Bangkit
prayogo
---
Saya selalu ingin berpikir akan
manfaat hidup di dunia ini, segala yang diciptakan oleh Tuhan dan manusia
adalah bentuk dari kemajuan dan keteguhan iman bersama. Oleh sebab itu,
akhir-akhir ini saya mencoba berpikir akan hal-hal yang kecil tapi memunyai
nilai manfaat yang jauh lebih besar, daripada yang besar itu sendiri. Seperti
apa? Seperti benda-benda mati yang sering saya jumpai, bahkan kita jumpai
sehari-hari dan dianggap sebagai satu nilai yang tidak teramat penting adanya. Saya
pernah bertanya pada diri sendiri, apakah sendok itu bicara merasakan
kepedihan, jika tidak segera dibersihkan sehabis digunakan alat makan untuk manusia?
Atau apakah garpu itu tidak menangis, saat manusia sering mengumpat kepada
mereka, padahal itu ulah manusia sendiri (sering tertusuk ujungnya yang tajam).

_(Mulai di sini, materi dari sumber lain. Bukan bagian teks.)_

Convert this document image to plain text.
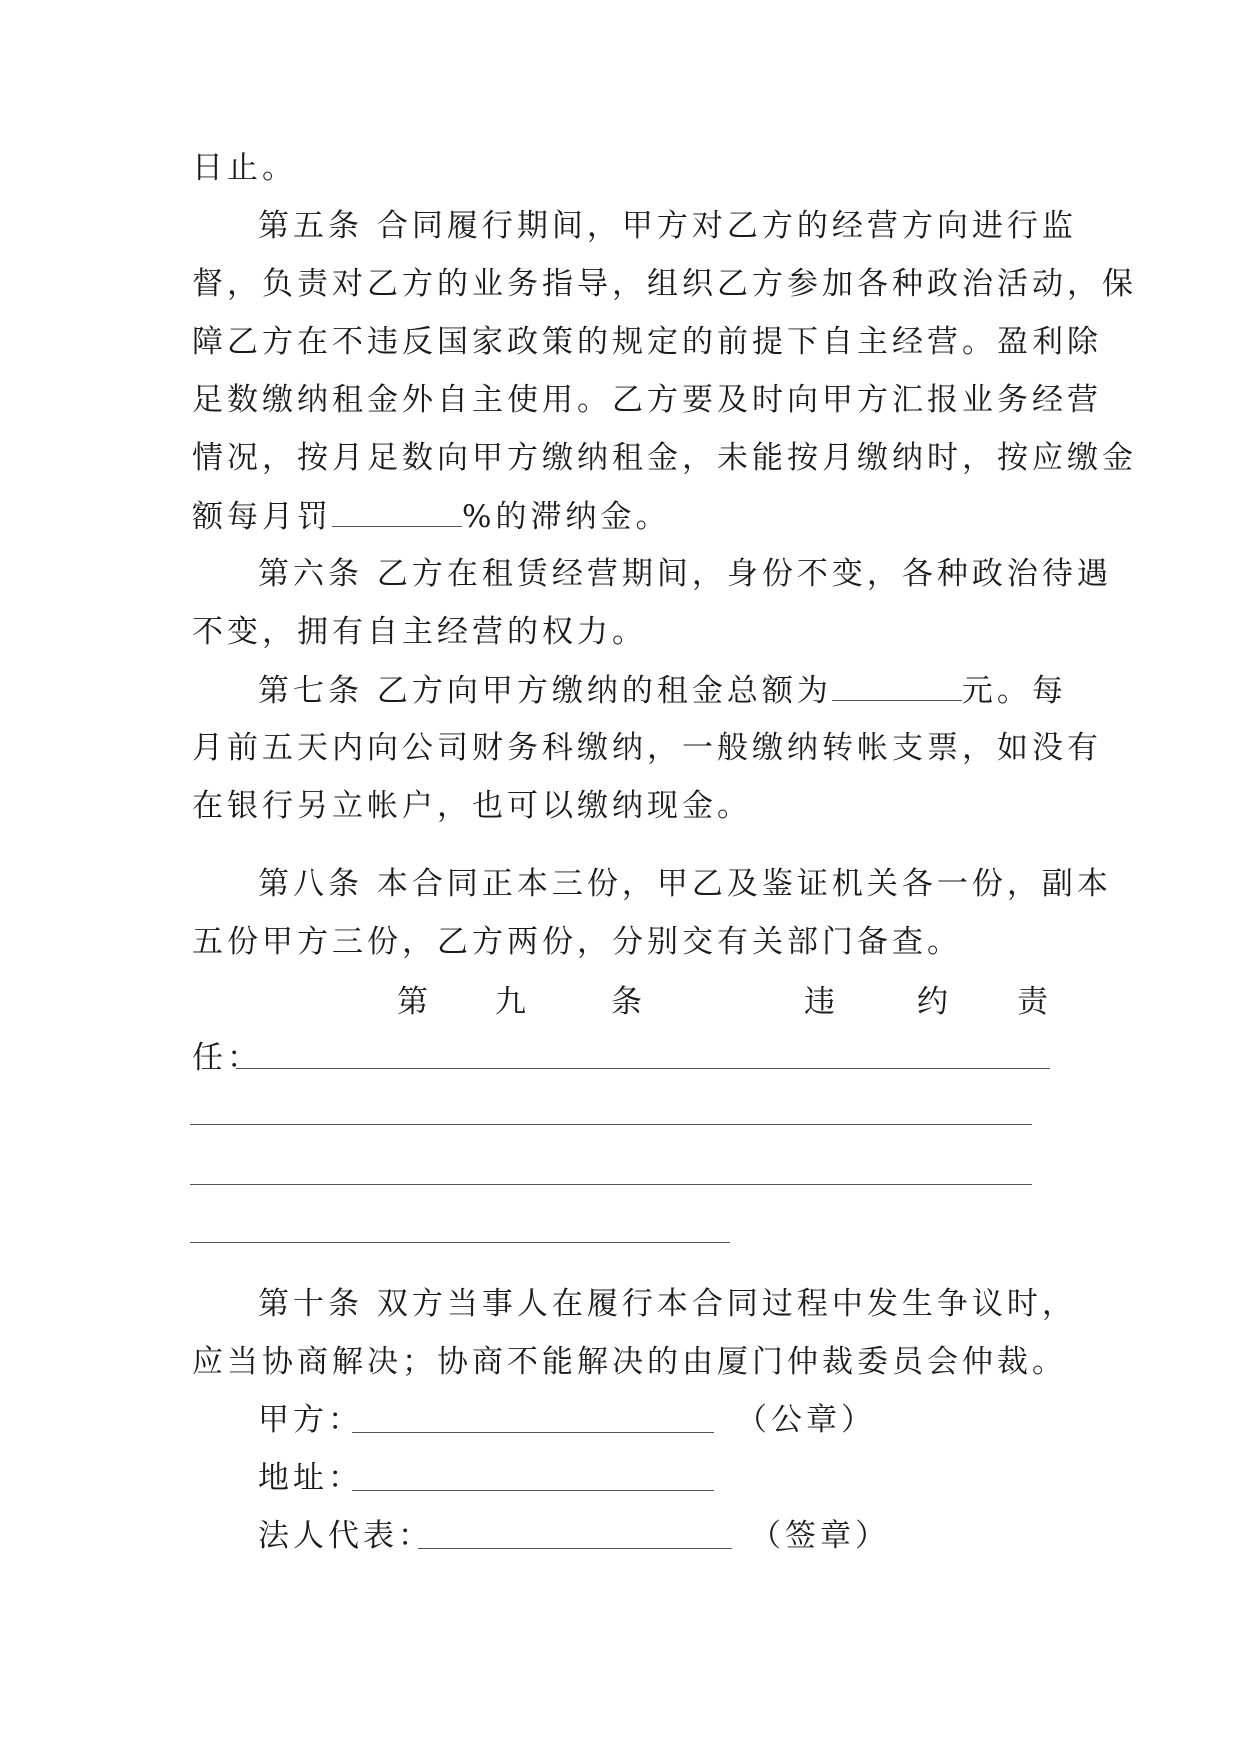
日止。
第五条 合同履行期间，甲方对乙方的经营方向进行监
督，负责对乙方的业务指导，组织乙方参加各种政治活动，保
障乙方在不违反国家政策的规定的前提下自主经营。盈利除
足数缴纳租金外自主使用。乙方要及时向甲方汇报业务经营
情况，按月足数向甲方缴纳租金，未能按月缴纳时，按应缴金
额每月罚	%的滞纳金。
第六条 乙方在租赁经营期间，身份不变，各种政治待遇
不变，拥有自主经营的权力。
第七条 乙方向甲方缴纳的租金总额为	元。每
月前五天内向公司财务科缴纳，一般缴纳转帐支票，如没有
在银行另立帐户，也可以缴纳现金。
第八条 本合同正本三份，甲乙及鉴证机关各一份，副本
五份甲方三份，乙方两份，分别交有关部门备查。
第 九	条	违	约 责
任：
第十条 双方当事人在履行本合同过程中发生争议时，
应当协商解决；协商不能解决的由厦门仲裁委员会仲裁。
甲方：	（公章）
地址：
法人代表：	（签章）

Pertanyaan-pertanyaan itu muncul
dengan bergantian, membuat diri saya sedih, kadang tertawa, bahkan saya pernah
mencium sendok dan garbu di dapur, seperti mencium harum tubuh kekasih. Apakah ini
tidak waras? Mungkin saya menganggap hal yang saya lakukan itu sebagai tanda
kecintaan saya terhadap hal-hal kecil, mengapa kita tidak pernah menghargai apa
yang ada di sekitar kita? Contoh sendok dan garpu adalah salahsatu contoh kecil
dari beberapa ribu benda mati yang seliweran
di hadapan mata kita saat ini. Secara tidak langsung benda-benda seperti sendok
memberi nilai edukasi kepada saya, saya merasa malu, malu pada benda-benda itu.
Pernah suatu saat Ibu saya membuang sendok-sendok yang telah berkarat, lalu
saya dengan cekatan melarang Ibu saya untuk membuang sendok-sendok itu, kenapa
bisa demikian? Ada rasa empati yang seolah-olah mereka (sendok) ingin
dimengerti, ingin dihargai, ingin pula dicintai seperti saya mencintai pasangan
(kalau ada), mencintai Bapak, Ibu, Kakak, Sahabat dan Musuh.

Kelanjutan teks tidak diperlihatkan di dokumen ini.